Gladman Developments Ltd v Secretary of State for Housing, Communities and Local Government – Town and country planning – Planning permission – Core strategy – Local planning authority refusing planning permission for development as contrary to policy DM4 in core strategy – Inspector appointed by secretary of state upholding decision to refuse permission – Developer applying for order quashing decision – Whether inspector giving adequate reasons for departing from earlier appeal decisions considering same policy – Application granted
The claimants applied to the second defendant local authority for planning permission for the development of up to 135 residential dwellings (including up to 35% affordable housing), the introduction of structural planting and landscaping, informal public open space and children’s play area, surface water flood mitigation and attenuation, vehicular access points and other ancillary works at Langford Road, Henlow, Bedfordshire. That application was refused on the ground, amongst other things, that the development was contrary to policy DM4 in its core strategy. The claimants appealed under section 78 of the Town and Country Planning Act 1990 contending that the policy was inconsistent with the National Planning Policy Framework (NPPF) and should be regarded as out of date and of little weight.
The first defendant secretary of state called in the application for his own determination and, following a public inquiry, an inspector appointed by the first defendant concluded that the appeal should be dismissed. He referred to two earlier appeal decisions which considered the question of the weight to be attached to policy DM4 and whether it was out of date.
The claimant made an application under section 288 of the 1990 Act seeking an order quashing the decision contending that the inspector had failed to give any adequate reasons as to why he was departing from the judgment formed by inspectors in earlier appeal decisions that the policy was out of date. The first defendant conceded that the inspector had erred in his consideration as to whether policy DM4 was out of date, and had failed to give adequate reasons for departing from the two earlier decisions, where those decisions were both recent and involved the same factual and policy background as in the present appeal. The second defendant continued to contest the claim.

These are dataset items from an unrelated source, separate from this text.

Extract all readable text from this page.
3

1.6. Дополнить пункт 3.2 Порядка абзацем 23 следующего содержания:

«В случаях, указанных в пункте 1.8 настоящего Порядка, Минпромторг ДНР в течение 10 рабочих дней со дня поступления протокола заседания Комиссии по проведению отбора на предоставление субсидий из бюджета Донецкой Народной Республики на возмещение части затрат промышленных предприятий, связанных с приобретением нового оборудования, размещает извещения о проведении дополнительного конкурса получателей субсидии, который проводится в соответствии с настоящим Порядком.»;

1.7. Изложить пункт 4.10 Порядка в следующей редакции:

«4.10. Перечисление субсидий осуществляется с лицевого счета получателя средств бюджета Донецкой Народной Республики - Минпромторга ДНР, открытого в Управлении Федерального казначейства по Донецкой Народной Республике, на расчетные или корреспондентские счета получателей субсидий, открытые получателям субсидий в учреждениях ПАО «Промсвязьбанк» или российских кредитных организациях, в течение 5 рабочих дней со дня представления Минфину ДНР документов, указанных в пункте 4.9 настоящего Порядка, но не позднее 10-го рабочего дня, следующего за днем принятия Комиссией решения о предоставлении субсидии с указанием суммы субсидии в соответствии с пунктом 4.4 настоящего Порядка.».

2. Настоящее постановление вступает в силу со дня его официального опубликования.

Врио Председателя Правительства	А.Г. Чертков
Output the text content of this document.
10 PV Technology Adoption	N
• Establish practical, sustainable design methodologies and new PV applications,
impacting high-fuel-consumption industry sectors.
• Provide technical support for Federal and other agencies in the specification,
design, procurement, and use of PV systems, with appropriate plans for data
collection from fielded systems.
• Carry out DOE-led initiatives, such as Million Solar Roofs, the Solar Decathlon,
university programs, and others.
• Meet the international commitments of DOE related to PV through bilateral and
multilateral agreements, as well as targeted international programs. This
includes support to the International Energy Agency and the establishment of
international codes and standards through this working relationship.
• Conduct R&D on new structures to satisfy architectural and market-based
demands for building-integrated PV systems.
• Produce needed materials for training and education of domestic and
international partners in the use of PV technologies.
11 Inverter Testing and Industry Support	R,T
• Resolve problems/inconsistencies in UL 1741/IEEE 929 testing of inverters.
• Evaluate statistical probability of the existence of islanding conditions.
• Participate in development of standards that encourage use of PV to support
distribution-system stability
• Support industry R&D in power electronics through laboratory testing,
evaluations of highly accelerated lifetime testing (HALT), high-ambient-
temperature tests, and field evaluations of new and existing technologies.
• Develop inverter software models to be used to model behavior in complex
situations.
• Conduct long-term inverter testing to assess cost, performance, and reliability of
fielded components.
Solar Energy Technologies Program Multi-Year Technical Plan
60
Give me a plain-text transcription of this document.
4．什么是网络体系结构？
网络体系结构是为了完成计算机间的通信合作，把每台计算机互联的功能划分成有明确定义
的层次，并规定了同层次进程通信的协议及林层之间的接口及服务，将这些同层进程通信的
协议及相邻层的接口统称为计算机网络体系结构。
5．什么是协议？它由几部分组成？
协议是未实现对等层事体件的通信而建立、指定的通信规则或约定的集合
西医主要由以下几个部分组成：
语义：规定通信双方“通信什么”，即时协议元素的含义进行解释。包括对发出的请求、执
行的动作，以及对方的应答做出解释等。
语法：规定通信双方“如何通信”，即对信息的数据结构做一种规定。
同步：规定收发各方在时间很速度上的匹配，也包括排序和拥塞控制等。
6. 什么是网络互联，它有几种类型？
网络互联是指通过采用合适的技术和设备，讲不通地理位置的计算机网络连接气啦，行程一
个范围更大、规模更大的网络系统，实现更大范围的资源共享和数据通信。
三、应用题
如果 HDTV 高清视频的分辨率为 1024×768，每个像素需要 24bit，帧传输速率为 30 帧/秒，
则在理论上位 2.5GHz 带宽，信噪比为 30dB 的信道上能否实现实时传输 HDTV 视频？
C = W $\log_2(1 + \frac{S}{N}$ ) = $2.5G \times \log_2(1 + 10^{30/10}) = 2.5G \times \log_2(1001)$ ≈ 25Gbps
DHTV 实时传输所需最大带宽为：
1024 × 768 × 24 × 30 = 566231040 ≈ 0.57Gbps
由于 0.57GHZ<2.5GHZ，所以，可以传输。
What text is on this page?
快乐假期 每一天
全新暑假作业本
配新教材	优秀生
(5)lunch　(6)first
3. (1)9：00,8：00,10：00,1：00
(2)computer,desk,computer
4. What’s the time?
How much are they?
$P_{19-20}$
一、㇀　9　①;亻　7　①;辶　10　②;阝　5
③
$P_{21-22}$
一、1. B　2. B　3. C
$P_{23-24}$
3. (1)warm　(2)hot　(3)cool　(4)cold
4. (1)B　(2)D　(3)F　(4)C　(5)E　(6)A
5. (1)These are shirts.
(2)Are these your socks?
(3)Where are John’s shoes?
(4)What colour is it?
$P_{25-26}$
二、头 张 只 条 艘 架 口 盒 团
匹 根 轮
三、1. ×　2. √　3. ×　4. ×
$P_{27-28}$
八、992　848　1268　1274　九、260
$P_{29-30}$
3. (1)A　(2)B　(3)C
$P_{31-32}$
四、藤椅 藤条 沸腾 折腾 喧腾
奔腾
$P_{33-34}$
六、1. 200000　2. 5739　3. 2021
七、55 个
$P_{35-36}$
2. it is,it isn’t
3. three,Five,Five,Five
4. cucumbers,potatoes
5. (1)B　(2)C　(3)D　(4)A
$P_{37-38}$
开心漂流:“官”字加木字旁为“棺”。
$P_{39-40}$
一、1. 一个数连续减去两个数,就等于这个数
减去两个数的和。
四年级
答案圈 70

Held: The application was granted.
(1) In determining an application for planning permission, a decision maker was required by section 70(2) of the Town and Country Planning Act 1990 to have regard to the provisions of the development plan so far as material to the application. The statutory discretion under section 70(2) required the decision-taker to have regard to material considerations. It was beyond argument that a previous decision by a planning inspector on precisely the same issue (namely whether or not policy DM4 was out of date and the weight to be attached to it) would be a material consideration for an inspector in which that point arose subsequently. That subsequent inspector, when considering the material consideration which was the previous decision, would need to consider and apply the principles set out in North Wiltshire District Council v Secretary of State for the Environment [1992] 3 PLR 113. Whilst consistency was self-evidently important, that did not mean that like cases had to be decided alike. Where there was a basis for the earlier decision to be distinguished or departed from then that reason had to be identified and the explanation justifying distinguishing the earlier decision explained. Simply because by the time the present inspector came to determine the point there were a significant number of previous decisions falling on both sides of the line in the debate over policy DM4 was not a reason for not applying the principle.
(2) It was important to read the decision letter as a whole and to take account of the points which the inspector raised in his earlier reasoning. However, the present inspector had not provided anything like adequate reasoning to explain why he was distinguishing or departing from the earlier decision in which the inspector had reached the clear conclusion that, given the large scale of the five-year housing land supply which was on dwellings outside settlement envelopes and contrary to DM4, the strict application of policy DM4 would frustrate any ability to achieve a five-year land supply contrary to the clear requirements of para 47 of the NPPF. The inspector did not grapple with that reasoning. The fact that planning permission for residential development might have been granted by disapplying or affording limited weight to policy DM4 in the balancing exercise did not engage with the question of whether or not policy DM4 could properly be regarded as an up to date policy, if its application would play a significant part in preventing the achievement of a five-year housing land supply. Accordingly, in the present case, the inspector had erred in law by failing to properly grapple with and provide reasons for departing from the earlier conclusions of inspectors addressing the same issues in respect of policy DM4. That error had to lead to the decision reached by the inspector being quashed and the matter being re-determined. This was not an appropriate case in which to exercise the court’s discretion not to quash.
Peter Goatley (instructed by Addleshaw Goddard LLP) appeared for the claimant; the first defendant did not appear and was not represented; Saira Kabir Sheikh QC (instructed by LGSS Law Ltd) appeared for the second defendant.